The $4 billion investment comes as Anthropic is one of Amazon’s biggest data centre customers. It also leverages its cloud computing platform and semiconductors as part of its partnership. This implies that San Francisco-based Anthropic will reinvest a portion of its funds in Amazon as it purchases computer servers and other services from the tech behemoth headquartered in Seattle. The agreement helps Amazon to overtake Nvidia, the industry leader in the sale of artificial intelligence chips.

Soaring AI Investments

With plans to invest $75 billion in capital projects in 2024, Amazon is also pushing itself amid the AI frenzy. Meta Platforms (META) prediction, which ranges from $38 to $40 billion, is just a little behind. All organizations agree that keeping their AI advantage takes consistent and substantial investment.

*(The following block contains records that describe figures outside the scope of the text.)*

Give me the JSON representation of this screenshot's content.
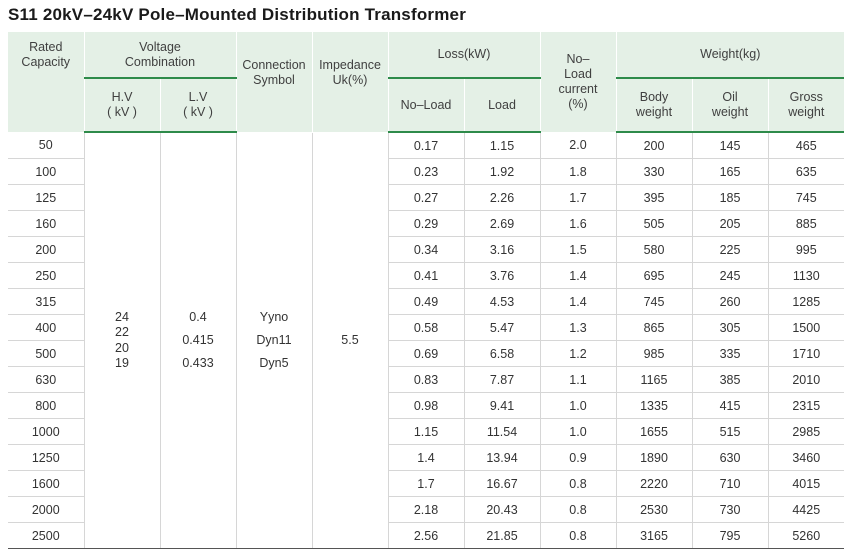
{
  "title": "S11  20kV–24kV  Pole–Mounted Distribution Transformer",
  "headers": {
    "rated_capacity": [
      "Rated",
      "Capacity"
    ],
    "voltage_combination": [
      "Voltage",
      "Combination"
    ],
    "hv": [
      "H.V",
      "( kV )"
    ],
    "lv": [
      "L.V",
      "( kV )"
    ],
    "connection_symbol": [
      "Connection",
      "Symbol"
    ],
    "impedance": [
      "Impedance",
      "Uk(%)"
    ],
    "loss": "Loss(kW)",
    "no_load": "No–Load",
    "load": "Load",
    "no_load_current": [
      "No–",
      "Load",
      "current",
      "(%)"
    ],
    "weight": "Weight(kg)",
    "body_weight": [
      "Body",
      "weight"
    ],
    "oil_weight": [
      "Oil",
      "weight"
    ],
    "gross_weight": [
      "Gross",
      "weight"
    ]
  },
  "merged": {
    "hv_values": [
      "24",
      "22",
      "20",
      "19"
    ],
    "lv_values": [
      "0.4",
      "0.415",
      "0.433"
    ],
    "connection_values": [
      "Yyno",
      "Dyn11",
      "Dyn5"
    ],
    "impedance_value": "5.5"
  },
  "rows": [
    [
      "50",
      "0.17",
      "1.15",
      "2.0",
      "200",
      "145",
      "465"
    ],
    [
      "100",
      "0.23",
      "1.92",
      "1.8",
      "330",
      "165",
      "635"
    ],
    [
      "125",
      "0.27",
      "2.26",
      "1.7",
      "395",
      "185",
      "745"
    ],
    [
      "160",
      "0.29",
      "2.69",
      "1.6",
      "505",
      "205",
      "885"
    ],
    [
      "200",
      "0.34",
      "3.16",
      "1.5",
      "580",
      "225",
      "995"
    ],
    [
      "250",
      "0.41",
      "3.76",
      "1.4",
      "695",
      "245",
      "1130"
    ],
    [
      "315",
      "0.49",
      "4.53",
      "1.4",
      "745",
      "260",
      "1285"
    ],
    [
      "400",
      "0.58",
      "5.47",
      "1.3",
      "865",
      "305",
      "1500"
    ],
    [
      "500",
      "0.69",
      "6.58",
      "1.2",
      "985",
      "335",
      "1710"
    ],
    [
      "630",
      "0.83",
      "7.87",
      "1.1",
      "1165",
      "385",
      "2010"
    ],
    [
      "800",
      "0.98",
      "9.41",
      "1.0",
      "1335",
      "415",
      "2315"
    ],
    [
      "1000",
      "1.15",
      "11.54",
      "1.0",
      "1655",
      "515",
      "2985"
    ],
    [
      "1250",
      "1.4",
      "13.94",
      "0.9",
      "1890",
      "630",
      "3460"
    ],
    [
      "1600",
      "1.7",
      "16.67",
      "0.8",
      "2220",
      "710",
      "4015"
    ],
    [
      "2000",
      "2.18",
      "20.43",
      "0.8",
      "2530",
      "730",
      "4425"
    ],
    [
      "2500",
      "2.56",
      "21.85",
      "0.8",
      "3165",
      "795",
      "5260"
    ]
  ]
}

Talks are underway to raise additional funding for Elon Musk’s xAI, which could be worth up to $40 billion. OpenAI raised $6.6 billion in October, increasing its valuation to $157 billion. The combined spending on AI by tech giants is projected to exceed $240 billion by year-end.

Increased spending on AI comes as AI model training and operation; significant infrastructure investment is required, ranging from high-performance GPUs to data centres. In order to control costs, Alphabet (GOOGL) reduced its workforce by 9,000 workers last quarter, but it still increased its capital expenditures by 62% over the same period the year before.

Soaring investments come as AI increasingly demonstrates its worth. Microsoft’s (MSFT) AI division is predicted to grow at the fastest rate in the company’s history, bringing in $10 billion a year. In contrast, Alphabet streamlines operations by using AI to write more than 25% of its new code.

Amazon vs. Nvidia 

Meanwhile, Amazon intends to develop its chips for artificial intelligence. The e-commerce behemoth is attempting to reduce its reliance on Nvidia’s (NVDA) hold on the market by developing its chips in a lab in Texas. Nvidia is the primary supplier of hardware for AI chips and overtook Apple as the largest company in the world in terms of market value. Amazon and Alphabet, two of its largest clients, are eager to reduce their reliance on, if not replace, Nvidia chips. However, analysts think Amazon will soon overtake Nvidia as the industry leader.